Gerhard Steidl/Koto Bolofo, graphiste de
Gerhard Steidl/Koto Bolofo, graphiste de "Steidlville"© 2009, Koto Bolofo
 
In the early 21st century, Gerhard Steidl is without a doubt the most prolific printer and editor of photography books: one book per day leaves “Steidlville”, in Göttingen, his home-town in Germany. His fief – which includes his editing house, printing works, and studio for graphic artists and reproduction specialists – also has the reputation of providing housing for the most prestigious artists of our era, all of whom are attracted by the quality of the books produced there. Steidl, whom Le Monde has nicknamed “the haute-couture editor”, publishes books which are works of art. Uniting the crafts of editing and printing, he worries more about quality than about the quantity produced, and ensures that no book leaves his editing house before he has personally controlled its paper, cover and printing quality.
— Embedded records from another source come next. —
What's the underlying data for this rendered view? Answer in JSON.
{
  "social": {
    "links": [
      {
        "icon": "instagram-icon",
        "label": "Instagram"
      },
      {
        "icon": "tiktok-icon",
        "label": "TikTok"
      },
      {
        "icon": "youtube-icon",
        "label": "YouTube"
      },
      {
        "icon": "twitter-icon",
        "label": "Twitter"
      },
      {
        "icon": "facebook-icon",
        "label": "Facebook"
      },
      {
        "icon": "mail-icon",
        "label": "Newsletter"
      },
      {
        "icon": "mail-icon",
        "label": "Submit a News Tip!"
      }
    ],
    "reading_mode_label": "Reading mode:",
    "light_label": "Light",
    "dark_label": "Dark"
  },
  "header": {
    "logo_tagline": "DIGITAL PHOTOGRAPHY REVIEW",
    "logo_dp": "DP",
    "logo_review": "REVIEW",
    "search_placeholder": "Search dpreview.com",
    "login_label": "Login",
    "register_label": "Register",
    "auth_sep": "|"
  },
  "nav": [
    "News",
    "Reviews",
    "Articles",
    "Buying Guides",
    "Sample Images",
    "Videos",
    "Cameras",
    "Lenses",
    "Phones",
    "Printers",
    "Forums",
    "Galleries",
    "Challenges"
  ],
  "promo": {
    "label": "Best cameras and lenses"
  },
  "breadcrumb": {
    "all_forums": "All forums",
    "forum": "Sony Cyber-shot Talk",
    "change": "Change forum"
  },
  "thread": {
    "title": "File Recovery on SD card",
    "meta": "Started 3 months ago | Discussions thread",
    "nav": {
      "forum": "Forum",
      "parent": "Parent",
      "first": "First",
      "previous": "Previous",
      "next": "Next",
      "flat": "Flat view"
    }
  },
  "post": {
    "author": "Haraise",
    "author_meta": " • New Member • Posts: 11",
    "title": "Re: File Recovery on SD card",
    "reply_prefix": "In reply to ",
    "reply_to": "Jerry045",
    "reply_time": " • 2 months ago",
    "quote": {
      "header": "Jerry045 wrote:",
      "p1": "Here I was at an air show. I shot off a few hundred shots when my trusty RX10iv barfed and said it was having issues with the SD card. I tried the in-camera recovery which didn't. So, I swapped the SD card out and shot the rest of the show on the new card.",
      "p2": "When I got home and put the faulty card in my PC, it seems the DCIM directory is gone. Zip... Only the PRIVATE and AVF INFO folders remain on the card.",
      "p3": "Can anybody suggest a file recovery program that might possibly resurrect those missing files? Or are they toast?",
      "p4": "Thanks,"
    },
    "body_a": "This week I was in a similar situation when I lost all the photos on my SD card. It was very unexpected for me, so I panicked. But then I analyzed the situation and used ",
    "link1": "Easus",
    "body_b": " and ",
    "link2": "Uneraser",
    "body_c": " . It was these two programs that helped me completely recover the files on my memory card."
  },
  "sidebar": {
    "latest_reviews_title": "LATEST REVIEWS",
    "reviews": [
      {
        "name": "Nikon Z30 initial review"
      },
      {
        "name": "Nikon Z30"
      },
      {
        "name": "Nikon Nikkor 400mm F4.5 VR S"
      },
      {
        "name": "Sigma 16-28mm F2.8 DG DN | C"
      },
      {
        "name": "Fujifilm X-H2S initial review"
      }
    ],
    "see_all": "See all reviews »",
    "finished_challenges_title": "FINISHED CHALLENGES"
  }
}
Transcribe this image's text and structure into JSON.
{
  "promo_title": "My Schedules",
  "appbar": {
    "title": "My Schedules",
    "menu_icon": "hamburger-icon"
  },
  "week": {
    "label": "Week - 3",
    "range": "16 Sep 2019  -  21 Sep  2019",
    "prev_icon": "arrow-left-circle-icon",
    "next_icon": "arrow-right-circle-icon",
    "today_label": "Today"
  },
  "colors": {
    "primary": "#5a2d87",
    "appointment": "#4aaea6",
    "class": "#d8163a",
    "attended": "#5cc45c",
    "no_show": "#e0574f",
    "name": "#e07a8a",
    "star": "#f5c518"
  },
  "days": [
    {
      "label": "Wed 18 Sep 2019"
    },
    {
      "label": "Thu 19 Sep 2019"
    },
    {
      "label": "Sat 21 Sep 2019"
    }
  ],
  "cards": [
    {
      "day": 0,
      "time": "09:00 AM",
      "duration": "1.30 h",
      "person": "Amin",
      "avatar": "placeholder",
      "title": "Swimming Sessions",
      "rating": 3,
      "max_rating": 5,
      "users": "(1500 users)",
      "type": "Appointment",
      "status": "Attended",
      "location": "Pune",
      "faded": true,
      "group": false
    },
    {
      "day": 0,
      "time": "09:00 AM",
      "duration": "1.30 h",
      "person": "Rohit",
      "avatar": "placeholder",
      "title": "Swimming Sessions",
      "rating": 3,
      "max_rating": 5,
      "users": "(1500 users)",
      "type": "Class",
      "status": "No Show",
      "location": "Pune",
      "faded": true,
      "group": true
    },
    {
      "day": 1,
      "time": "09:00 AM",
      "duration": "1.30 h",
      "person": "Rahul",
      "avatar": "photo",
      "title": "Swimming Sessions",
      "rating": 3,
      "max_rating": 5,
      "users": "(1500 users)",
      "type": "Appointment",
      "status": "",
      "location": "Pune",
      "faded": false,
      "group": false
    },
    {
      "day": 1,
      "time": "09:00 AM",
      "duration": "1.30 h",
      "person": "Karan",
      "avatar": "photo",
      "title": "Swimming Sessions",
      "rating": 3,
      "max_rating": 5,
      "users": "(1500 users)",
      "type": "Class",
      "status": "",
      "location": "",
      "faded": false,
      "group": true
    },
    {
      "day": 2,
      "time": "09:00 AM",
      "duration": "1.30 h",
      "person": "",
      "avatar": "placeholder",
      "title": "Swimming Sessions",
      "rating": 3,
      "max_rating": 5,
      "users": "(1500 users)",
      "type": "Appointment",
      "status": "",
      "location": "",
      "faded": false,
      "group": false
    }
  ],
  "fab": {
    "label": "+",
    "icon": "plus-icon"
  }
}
“Impressions en continu” celebrates every aspect of the photography book, from the object of each artist’s dream to the final work delivered by the printer. The Musée de l’Elysée has invited Raymond Depardon, Jim Dine, Robert Frank, Roni Horn, Karl Lagerfeld, Ed Ruscha, Jürgen Teller, Deborah Turbeville and Jeff Wall, among numerous other confirmed photographers, to show us the creation of a new book “behind the scenes”. For the first time in public, they are exhibiting their sketches and layouts, their choices of covers, typography and paper, as well as their memories of “Steidlville”. All agree that making a book with Gerhard Steidl is the equivalent of fulfilling an idea, without the least concession. The exhibit which presents this creative synergy is also an invitation to discover leaf through, smell and touch the printed page.


Gerhard Steidl/Karl Lagerfeld © 2008, Steidl
Gerhard Steidl/Karl Lagerfeld © 2008, Steidl
 
According to his entourage, Gerhard Steidl is so interested in his profession as a printer that he even discusses the relationship between paper and ink! At the age of 17, he had already installed a press in his garage. Born in Göttingen in 1950, Steidl was fortunate to frequent Joseph Beuys at the time when the artist was creating multiples. Their collaboration, between 1972 and 1986, encouraged him to consider printing as a form of art. Marked by the works of the philosopher Walter Benjamin, who predicted that works of art would be designed to be reproduced in the 1930s, he then created silk-screen prints, lithographs and offset prints. In 1972, Steidl launched himself into the editing world with Befragung der Documenta, which was created in the back yard of the Göttingen house with the artist Klaus Staeck, his friend and mentor. Committed to left-wing politics, he used his printing works to publish political essays. Ten years later, he included literary works in his catalogue. In 1986, he suggested to the author Günter Grass that he publish the drawings which accompanied his manuscripts.

This formula was fruitful: the collaboration between the editor and the author resulted in acquisition of the global rights of the Nobel Literature Prize laureate. Grass still visits Steidl, who has distributed his books in over fifty languages, regularly.